Shaking, I pushed it open, wincing at the groan of the rusty hinges. Beyond it was a shabby, cluttered room, the one I'd glimpsed only briefly when Mister brought my food. Empty plates were stacked on a crooked table. Dust hung in the air, disturbed only by the faint draft from a crack in the wall.
He wasn't here.
The air felt different, like it was pressing against me, daring me to step further. My legs trembled as I took a cautious step forward, then another. Each movement felt like defiance, like breaking a rule I'd never been told but somehow always knew.
And then I ran.
My feet slapped against the cold floor as I stumbled forward, past the room, past the shadows that had always kept me caged. The door to the outside was ajar, the faint scent of something earthy, something alive, pulling me toward it.

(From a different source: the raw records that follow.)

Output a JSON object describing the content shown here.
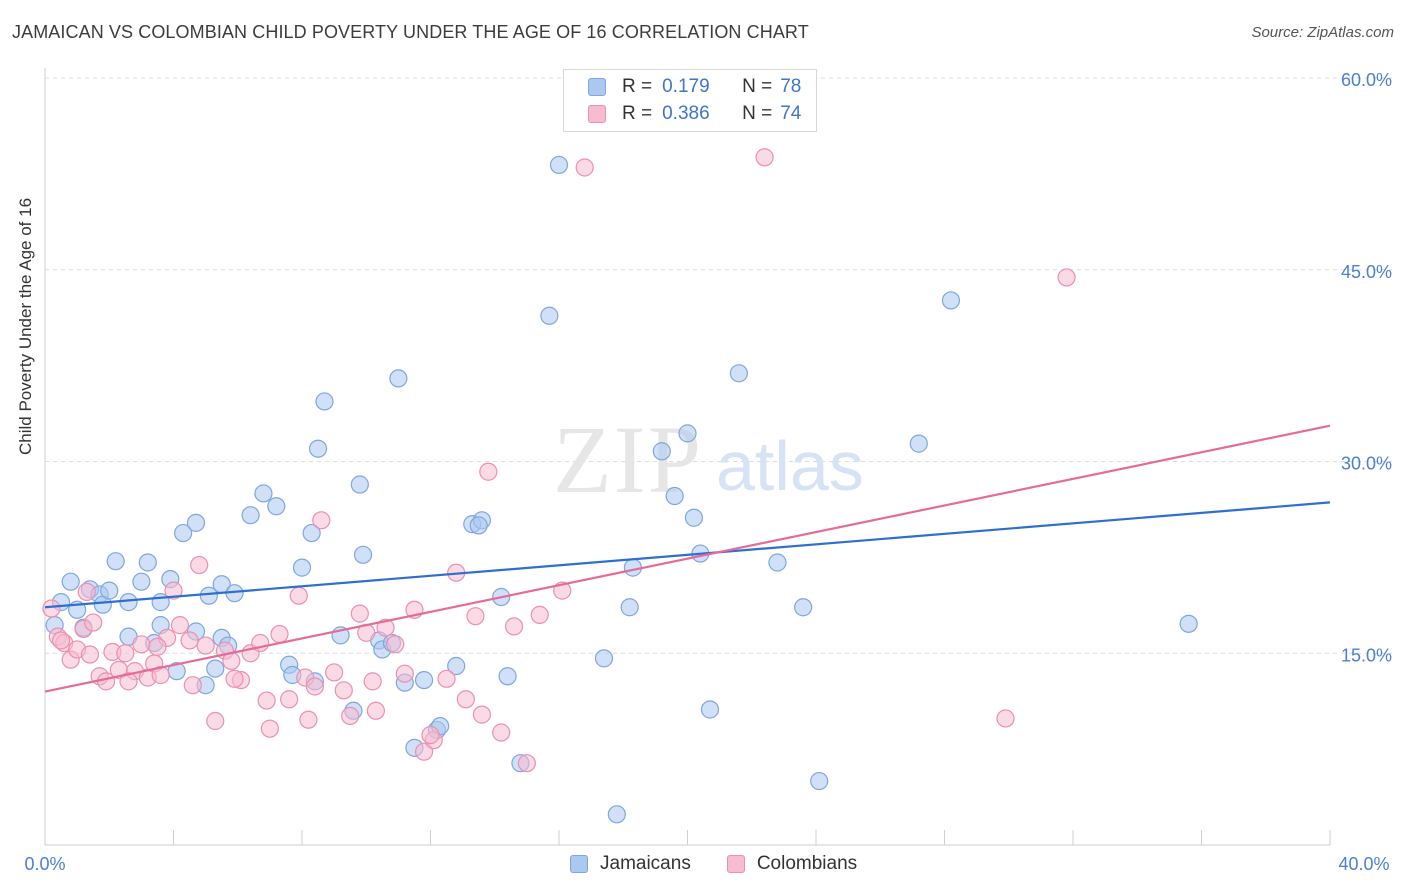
{
  "header": {
    "title": "JAMAICAN VS COLOMBIAN CHILD POVERTY UNDER THE AGE OF 16 CORRELATION CHART",
    "source": "Source: ZipAtlas.com"
  },
  "watermark": {
    "zip": "ZIP",
    "atlas": "atlas"
  },
  "legend": {
    "rows": [
      {
        "r_label": "R =",
        "r_value": "0.179",
        "n_label": "N =",
        "n_value": "78"
      },
      {
        "r_label": "R =",
        "r_value": "0.386",
        "n_label": "N =",
        "n_value": "74"
      }
    ]
  },
  "bottom_legend": {
    "jamaicans": "Jamaicans",
    "colombians": "Colombians"
  },
  "colors": {
    "jamaicans_fill": "#aac8f0",
    "jamaicans_stroke": "#7fa6de",
    "jamaicans_line": "#2f6fcf",
    "colombians_fill": "#f6bcd0",
    "colombians_stroke": "#ec8fb0",
    "colombians_line": "#e56b99",
    "tick_text": "#4a7fd4",
    "grid": "#dcdcdc"
  },
  "chart_data": {
    "type": "scatter",
    "title": "JAMAICAN VS COLOMBIAN CHILD POVERTY UNDER THE AGE OF 16 CORRELATION CHART",
    "xlabel": "",
    "ylabel": "Child Poverty Under the Age of 16",
    "xlim": [
      0,
      40
    ],
    "ylim": [
      0,
      60
    ],
    "x_ticks": [
      "0.0%",
      "40.0%"
    ],
    "y_ticks": [
      {
        "value": 15,
        "label": "15.0%"
      },
      {
        "value": 30,
        "label": "30.0%"
      },
      {
        "value": 45,
        "label": "45.0%"
      },
      {
        "value": 60,
        "label": "60.0%"
      }
    ],
    "grid": true,
    "legend_position": "top-center",
    "series": [
      {
        "name": "Jamaicans",
        "r": 0.179,
        "n": 78,
        "trend": {
          "x": [
            0,
            40
          ],
          "y": [
            18.6,
            26.8
          ]
        },
        "points": [
          [
            0.3,
            17.2
          ],
          [
            0.5,
            19.0
          ],
          [
            0.8,
            20.6
          ],
          [
            1.0,
            18.4
          ],
          [
            1.2,
            17.0
          ],
          [
            1.4,
            20.0
          ],
          [
            1.7,
            19.6
          ],
          [
            1.8,
            18.8
          ],
          [
            2.0,
            19.9
          ],
          [
            2.2,
            22.2
          ],
          [
            2.6,
            19.0
          ],
          [
            3.0,
            20.6
          ],
          [
            3.2,
            22.1
          ],
          [
            3.6,
            19.0
          ],
          [
            3.9,
            20.8
          ],
          [
            4.3,
            24.4
          ],
          [
            4.7,
            25.2
          ],
          [
            5.1,
            19.5
          ],
          [
            5.5,
            20.4
          ],
          [
            5.9,
            19.7
          ],
          [
            5.5,
            16.2
          ],
          [
            5.7,
            15.6
          ],
          [
            6.4,
            25.8
          ],
          [
            6.8,
            27.5
          ],
          [
            7.2,
            26.5
          ],
          [
            7.6,
            14.1
          ],
          [
            8.0,
            21.7
          ],
          [
            8.5,
            31.0
          ],
          [
            8.7,
            34.7
          ],
          [
            8.3,
            24.4
          ],
          [
            9.2,
            16.4
          ],
          [
            9.8,
            28.2
          ],
          [
            9.9,
            22.7
          ],
          [
            10.4,
            16.0
          ],
          [
            10.5,
            15.3
          ],
          [
            11.0,
            36.5
          ],
          [
            11.2,
            12.7
          ],
          [
            11.5,
            7.6
          ],
          [
            11.8,
            12.9
          ],
          [
            12.2,
            9.0
          ],
          [
            12.8,
            14.0
          ],
          [
            13.3,
            25.1
          ],
          [
            13.6,
            25.4
          ],
          [
            14.2,
            19.4
          ],
          [
            14.4,
            13.2
          ],
          [
            14.8,
            6.4
          ],
          [
            15.7,
            41.4
          ],
          [
            16.0,
            53.2
          ],
          [
            17.4,
            14.6
          ],
          [
            17.8,
            2.4
          ],
          [
            18.2,
            18.6
          ],
          [
            18.3,
            21.7
          ],
          [
            19.2,
            30.8
          ],
          [
            19.6,
            27.3
          ],
          [
            20.0,
            32.2
          ],
          [
            20.2,
            25.6
          ],
          [
            20.4,
            22.8
          ],
          [
            20.7,
            10.6
          ],
          [
            21.6,
            36.9
          ],
          [
            22.8,
            22.1
          ],
          [
            23.6,
            18.6
          ],
          [
            24.1,
            5.0
          ],
          [
            27.2,
            31.4
          ],
          [
            28.2,
            42.6
          ],
          [
            35.6,
            17.3
          ],
          [
            2.6,
            16.3
          ],
          [
            3.4,
            15.8
          ],
          [
            4.1,
            13.6
          ],
          [
            5.0,
            12.5
          ],
          [
            5.3,
            13.8
          ],
          [
            7.7,
            13.3
          ],
          [
            8.4,
            12.8
          ],
          [
            9.6,
            10.5
          ],
          [
            10.8,
            15.8
          ],
          [
            12.3,
            9.3
          ],
          [
            13.5,
            25.0
          ],
          [
            3.6,
            17.2
          ],
          [
            4.7,
            16.7
          ]
        ]
      },
      {
        "name": "Colombians",
        "r": 0.386,
        "n": 74,
        "trend": {
          "x": [
            0,
            40
          ],
          "y": [
            12.0,
            32.8
          ]
        },
        "points": [
          [
            0.2,
            18.5
          ],
          [
            0.4,
            16.3
          ],
          [
            0.6,
            15.8
          ],
          [
            0.8,
            14.5
          ],
          [
            1.0,
            15.3
          ],
          [
            1.2,
            16.9
          ],
          [
            1.3,
            19.8
          ],
          [
            1.5,
            17.4
          ],
          [
            1.7,
            13.2
          ],
          [
            1.9,
            12.8
          ],
          [
            2.1,
            15.1
          ],
          [
            2.3,
            13.7
          ],
          [
            2.5,
            15.0
          ],
          [
            2.8,
            13.6
          ],
          [
            3.0,
            15.7
          ],
          [
            3.2,
            13.1
          ],
          [
            3.4,
            14.2
          ],
          [
            3.6,
            13.3
          ],
          [
            3.8,
            16.2
          ],
          [
            4.0,
            19.9
          ],
          [
            4.2,
            17.2
          ],
          [
            4.5,
            16.0
          ],
          [
            4.8,
            21.9
          ],
          [
            5.0,
            15.6
          ],
          [
            5.3,
            9.7
          ],
          [
            5.6,
            15.2
          ],
          [
            5.8,
            14.4
          ],
          [
            6.1,
            12.9
          ],
          [
            6.4,
            15.0
          ],
          [
            6.7,
            15.8
          ],
          [
            7.0,
            9.1
          ],
          [
            7.3,
            16.5
          ],
          [
            7.6,
            11.4
          ],
          [
            7.9,
            19.5
          ],
          [
            8.1,
            13.1
          ],
          [
            8.4,
            12.4
          ],
          [
            8.6,
            25.4
          ],
          [
            9.0,
            13.5
          ],
          [
            9.3,
            12.1
          ],
          [
            9.5,
            10.1
          ],
          [
            9.8,
            18.1
          ],
          [
            10.0,
            16.6
          ],
          [
            10.3,
            10.5
          ],
          [
            10.6,
            17.0
          ],
          [
            10.9,
            15.7
          ],
          [
            11.2,
            13.4
          ],
          [
            11.5,
            18.4
          ],
          [
            11.8,
            7.3
          ],
          [
            12.1,
            8.2
          ],
          [
            12.5,
            13.0
          ],
          [
            12.8,
            21.3
          ],
          [
            13.1,
            11.4
          ],
          [
            13.4,
            17.9
          ],
          [
            13.6,
            10.2
          ],
          [
            13.8,
            29.2
          ],
          [
            14.2,
            8.8
          ],
          [
            14.6,
            17.1
          ],
          [
            15.0,
            6.4
          ],
          [
            15.4,
            18.0
          ],
          [
            16.1,
            19.9
          ],
          [
            16.8,
            53.0
          ],
          [
            22.4,
            53.8
          ],
          [
            29.9,
            9.9
          ],
          [
            31.8,
            44.4
          ],
          [
            0.5,
            16.0
          ],
          [
            1.4,
            14.9
          ],
          [
            2.6,
            12.8
          ],
          [
            3.5,
            15.5
          ],
          [
            4.6,
            12.5
          ],
          [
            5.9,
            13.0
          ],
          [
            6.9,
            11.3
          ],
          [
            8.2,
            9.8
          ],
          [
            10.2,
            12.8
          ],
          [
            12.0,
            8.6
          ]
        ]
      }
    ]
  }
}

The moment I crossed the threshold, the world exploded.
The ground was uneven beneath my bare feet, and my legs wobbled from years of stillness, but I didn't stop. The air hit my face like a slap, sharp and clean, so different from the stale, suffocating air inside. My lungs burned as I gasped for breath, each one filling me with something I couldn't name.
I kept running until I couldn't anymore, collapsing onto soft, damp grass.
And then I looked up.
It wasn't just blue. The sky was alive. It stretched forever, its vast expanse broken only by soft, drifting clouds. Light poured from above, bathing everything in a golden glow I had only dreamed of. The warmth kissed my skin, and for the first time, I felt the sun. a soft, gentle touch that no words could capture.
Tears spilled down my cheeks, unbidden, as my chest ached with something I'd never felt before. Was this joy? Freedom? Whatever it was, it was too big to hold inside.